Elcano se encogió de hombros.

—Habéis sido vos quien ha pedido que jure sobre los Evangelios.

Reinel se quedó mirándolo a los ojos, fijamente. Lo que vio en ellos le inspiró confianza. Dejó escapar un suspiro y apuró el vino de su jarra. Tenía la garganta seca.

—Me bastaría con que empeñaseis vuestra palabra. Supongo que sois hombre que hace honor a ella.

—Tenéis mi palabra.

—En tal caso, contad con ese mapa. Pero, recordad…, habéis de suministrarme el material para elaborarlo.

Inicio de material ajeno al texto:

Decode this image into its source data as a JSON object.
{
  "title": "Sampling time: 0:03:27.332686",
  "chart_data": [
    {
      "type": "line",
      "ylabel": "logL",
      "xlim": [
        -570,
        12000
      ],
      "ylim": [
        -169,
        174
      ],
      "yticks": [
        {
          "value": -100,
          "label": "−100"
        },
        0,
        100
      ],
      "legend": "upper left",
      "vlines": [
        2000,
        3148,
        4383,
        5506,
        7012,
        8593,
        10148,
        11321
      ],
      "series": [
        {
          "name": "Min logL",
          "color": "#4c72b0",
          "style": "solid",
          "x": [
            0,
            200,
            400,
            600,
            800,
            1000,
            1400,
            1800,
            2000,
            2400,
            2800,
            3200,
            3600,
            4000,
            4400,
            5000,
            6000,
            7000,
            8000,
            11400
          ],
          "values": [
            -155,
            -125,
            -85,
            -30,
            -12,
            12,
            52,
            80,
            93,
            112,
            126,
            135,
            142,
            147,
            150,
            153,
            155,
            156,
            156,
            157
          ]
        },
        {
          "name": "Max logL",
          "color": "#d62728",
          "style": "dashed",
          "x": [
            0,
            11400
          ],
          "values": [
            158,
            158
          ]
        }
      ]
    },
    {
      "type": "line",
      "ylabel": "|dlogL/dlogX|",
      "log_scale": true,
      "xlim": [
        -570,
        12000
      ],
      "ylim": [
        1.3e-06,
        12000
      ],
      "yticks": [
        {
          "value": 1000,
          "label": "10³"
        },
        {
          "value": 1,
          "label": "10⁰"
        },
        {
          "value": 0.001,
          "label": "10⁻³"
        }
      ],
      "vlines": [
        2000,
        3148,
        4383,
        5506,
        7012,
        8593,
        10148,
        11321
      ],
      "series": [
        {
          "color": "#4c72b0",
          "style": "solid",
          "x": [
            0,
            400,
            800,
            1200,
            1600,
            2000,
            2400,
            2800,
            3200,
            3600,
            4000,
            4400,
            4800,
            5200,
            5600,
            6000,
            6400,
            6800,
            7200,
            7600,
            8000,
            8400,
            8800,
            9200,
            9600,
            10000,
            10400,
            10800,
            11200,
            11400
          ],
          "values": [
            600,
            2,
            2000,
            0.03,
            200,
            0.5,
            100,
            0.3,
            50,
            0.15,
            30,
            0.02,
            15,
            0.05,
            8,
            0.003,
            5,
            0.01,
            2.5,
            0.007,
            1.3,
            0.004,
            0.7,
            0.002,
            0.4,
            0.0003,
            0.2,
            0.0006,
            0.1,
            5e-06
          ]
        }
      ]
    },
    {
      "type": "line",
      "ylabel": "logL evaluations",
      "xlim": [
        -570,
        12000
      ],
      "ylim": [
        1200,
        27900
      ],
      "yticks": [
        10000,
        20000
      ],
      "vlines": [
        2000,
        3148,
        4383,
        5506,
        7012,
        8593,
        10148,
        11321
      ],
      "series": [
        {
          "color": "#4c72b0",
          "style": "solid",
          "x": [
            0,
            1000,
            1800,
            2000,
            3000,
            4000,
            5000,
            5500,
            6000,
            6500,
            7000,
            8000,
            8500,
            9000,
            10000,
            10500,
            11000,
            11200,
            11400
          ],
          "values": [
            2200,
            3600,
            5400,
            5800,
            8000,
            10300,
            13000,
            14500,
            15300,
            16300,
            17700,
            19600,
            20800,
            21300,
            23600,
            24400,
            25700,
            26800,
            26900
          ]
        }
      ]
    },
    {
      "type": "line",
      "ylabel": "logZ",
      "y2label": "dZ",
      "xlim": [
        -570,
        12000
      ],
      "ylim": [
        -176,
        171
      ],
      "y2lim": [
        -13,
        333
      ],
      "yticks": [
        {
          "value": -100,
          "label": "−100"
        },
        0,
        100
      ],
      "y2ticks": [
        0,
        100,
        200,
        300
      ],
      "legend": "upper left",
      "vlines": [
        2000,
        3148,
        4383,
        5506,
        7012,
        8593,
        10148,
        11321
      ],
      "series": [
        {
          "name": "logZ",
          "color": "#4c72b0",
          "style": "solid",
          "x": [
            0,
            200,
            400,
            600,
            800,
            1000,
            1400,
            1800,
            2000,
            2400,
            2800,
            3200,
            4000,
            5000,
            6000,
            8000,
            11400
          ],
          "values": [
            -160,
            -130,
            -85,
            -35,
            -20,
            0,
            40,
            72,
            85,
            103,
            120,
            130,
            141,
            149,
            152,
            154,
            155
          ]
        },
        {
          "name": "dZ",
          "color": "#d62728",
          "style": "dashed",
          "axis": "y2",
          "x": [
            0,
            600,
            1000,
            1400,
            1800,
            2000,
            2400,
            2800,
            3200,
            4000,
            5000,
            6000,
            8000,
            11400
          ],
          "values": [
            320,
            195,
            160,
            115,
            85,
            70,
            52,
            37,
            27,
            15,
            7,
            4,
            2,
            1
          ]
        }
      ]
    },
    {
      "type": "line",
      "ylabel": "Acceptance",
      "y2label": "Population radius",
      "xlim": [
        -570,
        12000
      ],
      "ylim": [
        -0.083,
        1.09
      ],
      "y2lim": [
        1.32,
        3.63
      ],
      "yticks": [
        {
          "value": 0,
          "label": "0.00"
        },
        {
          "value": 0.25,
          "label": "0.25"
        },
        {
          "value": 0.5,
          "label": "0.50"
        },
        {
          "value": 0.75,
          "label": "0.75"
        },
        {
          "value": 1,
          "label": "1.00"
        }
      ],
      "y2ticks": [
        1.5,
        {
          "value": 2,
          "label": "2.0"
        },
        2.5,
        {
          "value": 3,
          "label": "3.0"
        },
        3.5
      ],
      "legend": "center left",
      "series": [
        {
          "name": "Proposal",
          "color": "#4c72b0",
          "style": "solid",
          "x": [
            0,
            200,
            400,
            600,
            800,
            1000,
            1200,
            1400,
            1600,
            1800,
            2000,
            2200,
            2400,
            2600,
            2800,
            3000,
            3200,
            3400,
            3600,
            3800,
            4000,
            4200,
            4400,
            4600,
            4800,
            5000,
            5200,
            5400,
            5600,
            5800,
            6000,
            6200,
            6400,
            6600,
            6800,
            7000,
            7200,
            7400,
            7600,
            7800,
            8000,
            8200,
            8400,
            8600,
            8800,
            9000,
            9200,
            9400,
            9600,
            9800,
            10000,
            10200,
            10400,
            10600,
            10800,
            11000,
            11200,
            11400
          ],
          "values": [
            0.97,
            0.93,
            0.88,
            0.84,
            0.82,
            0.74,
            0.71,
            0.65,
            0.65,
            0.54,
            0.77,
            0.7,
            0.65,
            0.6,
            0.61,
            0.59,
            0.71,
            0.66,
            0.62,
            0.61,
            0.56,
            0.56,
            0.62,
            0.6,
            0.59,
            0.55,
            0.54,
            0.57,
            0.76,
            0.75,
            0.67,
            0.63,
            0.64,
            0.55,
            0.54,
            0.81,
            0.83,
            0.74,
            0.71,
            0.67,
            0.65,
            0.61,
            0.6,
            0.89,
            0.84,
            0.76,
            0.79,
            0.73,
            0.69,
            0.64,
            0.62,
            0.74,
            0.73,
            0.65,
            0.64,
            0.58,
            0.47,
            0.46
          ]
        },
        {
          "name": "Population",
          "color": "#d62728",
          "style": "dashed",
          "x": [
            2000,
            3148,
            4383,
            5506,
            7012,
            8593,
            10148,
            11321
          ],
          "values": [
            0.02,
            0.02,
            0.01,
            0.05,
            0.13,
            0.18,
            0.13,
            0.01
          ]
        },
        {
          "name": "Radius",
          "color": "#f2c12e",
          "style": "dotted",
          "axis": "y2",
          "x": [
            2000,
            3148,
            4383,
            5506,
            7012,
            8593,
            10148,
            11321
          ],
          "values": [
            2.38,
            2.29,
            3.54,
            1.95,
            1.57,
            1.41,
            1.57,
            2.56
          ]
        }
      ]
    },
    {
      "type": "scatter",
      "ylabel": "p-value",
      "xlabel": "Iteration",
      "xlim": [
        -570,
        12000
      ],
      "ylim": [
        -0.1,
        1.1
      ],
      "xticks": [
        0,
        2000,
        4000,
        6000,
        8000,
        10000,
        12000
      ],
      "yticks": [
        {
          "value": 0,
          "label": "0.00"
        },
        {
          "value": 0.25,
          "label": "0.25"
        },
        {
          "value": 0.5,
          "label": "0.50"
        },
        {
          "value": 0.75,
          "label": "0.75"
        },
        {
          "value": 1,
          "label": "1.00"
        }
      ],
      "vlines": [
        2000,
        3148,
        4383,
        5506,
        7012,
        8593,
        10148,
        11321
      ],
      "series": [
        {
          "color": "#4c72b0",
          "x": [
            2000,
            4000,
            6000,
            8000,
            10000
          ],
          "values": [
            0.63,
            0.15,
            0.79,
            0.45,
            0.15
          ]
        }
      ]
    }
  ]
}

El marino asintió y pidió al posadero que les llevara más vino. Llegó acompañado de un poco de queso. Reinel no estaba por alargar la reunión. Dio cuenta de su vino en pocos tragos e iba a levantase cuando Elcano quiso asegurar el acuerdo al que habían llegado.

—Nos veremos en cuanto haya conseguido lo necesario para que elaboréis mi mapa. Decidme, ¿Qué necesitáis?

—Además de unos pergaminos de buena calidad, mejor si son vitelas, alguna pluma de dibujar y pigmentos…, pigmentos para hacer colores.

Elcano anotaba mentalmente.

—Cuando lo tenga todo nos volveremos a ver.

—Pero no aquí. Ya os he dicho que no me gustan estos lugares.

—Si vuesa merced tiene un lugar más a propósito…

—Nos veremos en mi casa. Estaremos más tranquilos, aunque mi esposa gruñirá un poco.

—¿Dónde vivís?

—Muy cerca de la Universidad, ¿sabéis dónde queda? —Elcano asintió—. Buscad la calle de Ruy Hernández, una casa de dos plantas, muy cerca de la esquina de la calle de la Parra. La casa de al lado es una espartería donde también venden cacharros de cerámica. No tiene pérdida.

—Allí nos veremos la próxima vez.

El cartógrafo se levantó y se despidieron porque Reinel no quería que salieran juntos del mesón. Todas las precauciones eran pocas. Uno de los rumores que corrían en ciertos ambientes de la ciudad apuntaba a que, desde que el rey había regresado, en Valladolid eran muy numerosos los agentes a sueldo de Portugal.